Imagine you deploy your RAG app and the LLM starts hallucinating.
With plain logs:

* You see the final answer.
* Maybe you see the question.
* But do you know:

  * What chunks were retrieved?
  * Which prompt was used?
  * What the retriever scores were?
  * Whether the retriever failed or the LLM hallucinated?

👉 **In LangSmith, you click into your run:**

* Inspect `retrieve` → see exactly which chunks the vector store found.
* Inspect `generate` → see the rendered prompt with `{context}`.
* Spot: *“Ah! My chunks don’t contain the answer → it’s a retriever problem, not the LLM!”*

✅ Saves you hours of guessing.

---

## ✅ ✅ ✅ **When is LangSmith worth it?**

| If you’re doing...                     | LangSmith is 🔥                                          |
| -------------------------------------- | -------------------------------------------------------- |
| Small test notebook                    | Eh — you can just `print()` chunks.                      |
| Multi-step RAG graphs                  | Yes!

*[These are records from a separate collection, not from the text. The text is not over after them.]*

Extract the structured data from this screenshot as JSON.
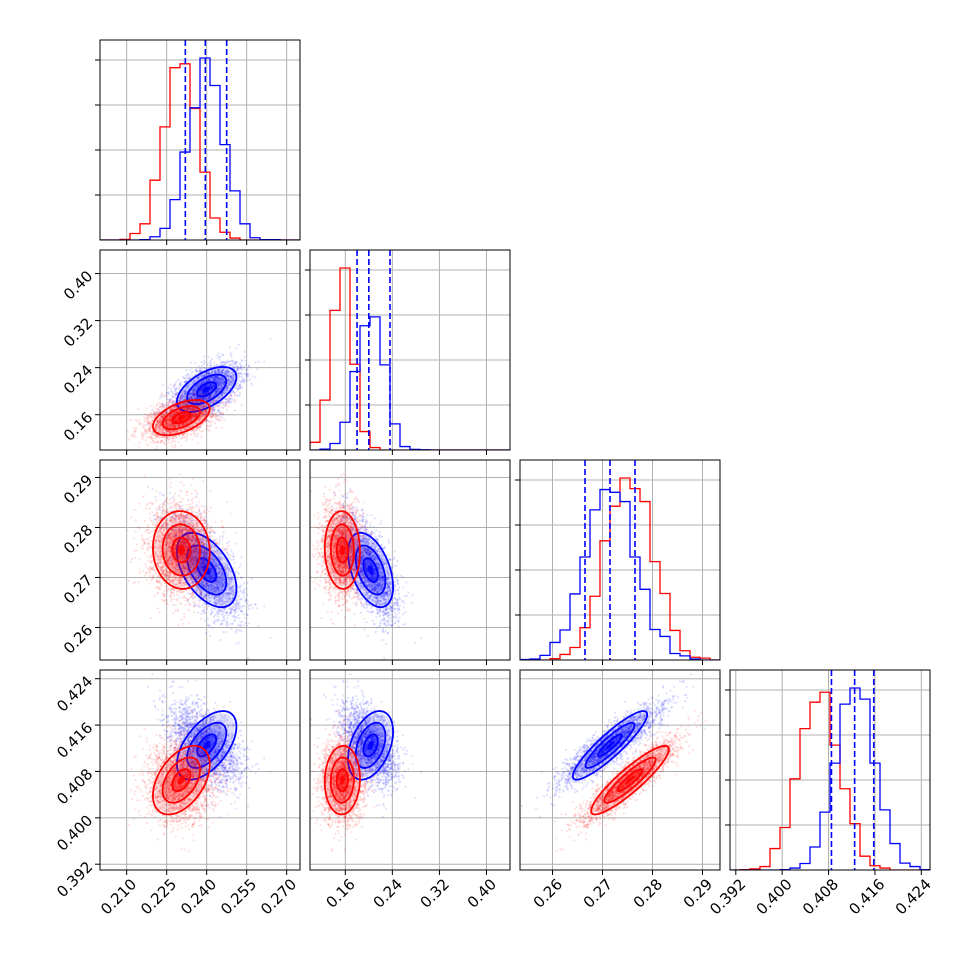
{
  "chart_data": {
    "type": "corner",
    "grid": true,
    "series": [
      {
        "color": "#0000ff",
        "means": [
          0.24,
          0.203,
          0.2715,
          0.4125
        ],
        "sds": [
          0.0066,
          0.0226,
          0.0044,
          0.0035
        ],
        "quantiles": [
          [
            0.232,
            0.2395,
            0.2475
          ],
          [
            0.18,
            0.2,
            0.236
          ],
          [
            0.2665,
            0.2715,
            0.2765
          ],
          [
            0.4085,
            0.4125,
            0.4158
          ]
        ],
        "correlations": [
          [
            0,
            1,
            0.55
          ],
          [
            0,
            2,
            -0.5
          ],
          [
            1,
            2,
            -0.45
          ],
          [
            0,
            3,
            0.55
          ],
          [
            1,
            3,
            0.4
          ],
          [
            2,
            3,
            0.9
          ]
        ]
      },
      {
        "color": "#ff0000",
        "means": [
          0.2305,
          0.155,
          0.2755,
          0.4065
        ],
        "sds": [
          0.0063,
          0.0177,
          0.0046,
          0.0035
        ],
        "quantiles": null,
        "correlations": [
          [
            0,
            1,
            0.5
          ],
          [
            0,
            2,
            -0.05
          ],
          [
            1,
            2,
            -0.05
          ],
          [
            0,
            3,
            0.45
          ],
          [
            1,
            3,
            0.05
          ],
          [
            2,
            3,
            0.9
          ]
        ]
      }
    ],
    "params": [
      {
        "lim": [
          0.2,
          0.275
        ],
        "ticks": [
          0.21,
          0.225,
          0.24,
          0.255,
          0.27
        ],
        "tick_labels": [
          "0.210",
          "0.225",
          "0.240",
          "0.255",
          "0.270"
        ]
      },
      {
        "lim": [
          0.1,
          0.44
        ],
        "ticks": [
          0.16,
          0.24,
          0.32,
          0.4
        ],
        "tick_labels": [
          "0.16",
          "0.24",
          "0.32",
          "0.40"
        ]
      },
      {
        "lim": [
          0.2535,
          0.2935
        ],
        "ticks": [
          0.26,
          0.27,
          0.28,
          0.29
        ],
        "tick_labels": [
          "0.26",
          "0.27",
          "0.28",
          "0.29"
        ]
      },
      {
        "lim": [
          0.391,
          0.4255
        ],
        "ticks": [
          0.392,
          0.4,
          0.408,
          0.416,
          0.424
        ],
        "tick_labels": [
          "0.392",
          "0.400",
          "0.408",
          "0.416",
          "0.424"
        ]
      }
    ],
    "contour_levels": [
      0.11,
      0.39,
      0.68
    ],
    "scatter_alpha": 0.12
  }
}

Seeing `State` at each step is huge.                |
| Lots of prompt experiments             | Yes — version control + side-by-side runs.               |
| Automated evals                        | Yes — scores + traces in one place.                      |
| Sharing with your team or stakeholders | Big yes — they can click through what actually happened. |

---

## ⚡ **What LangSmith doesn’t do**

It won’t:

* Replace your vector store — it just traces calls to it.
* Replace your chunk cleaning — you still do that in your code.
* Fix a bad retriever or a noisy corpus.

✅ It just makes it crystal clear *why* your LLM did what it did.

---

## 🟢 **Bottom line**

| LangSmith’s job | What it gives you                                      |
| --------------- | ------------------------------------------------------ |
| Observability   | What data went in/out at each step                     |
| Reproducibility | What prompt, model, and retriever version you used     |
| Debuggability   | What went wrong — bad chunks? bad generation?          |
| Evaluability    | Automatic scoring and feedback that lives with the run |

---

## 🎯 **Key takeaway**

👉 For **serious, repeatable RAG** — LangSmith saves you from homegrown logging, tangled notebooks, and “What the heck happened?” moments.

For small experiments?
Print statements are fine — but you’ll outgrow them fast!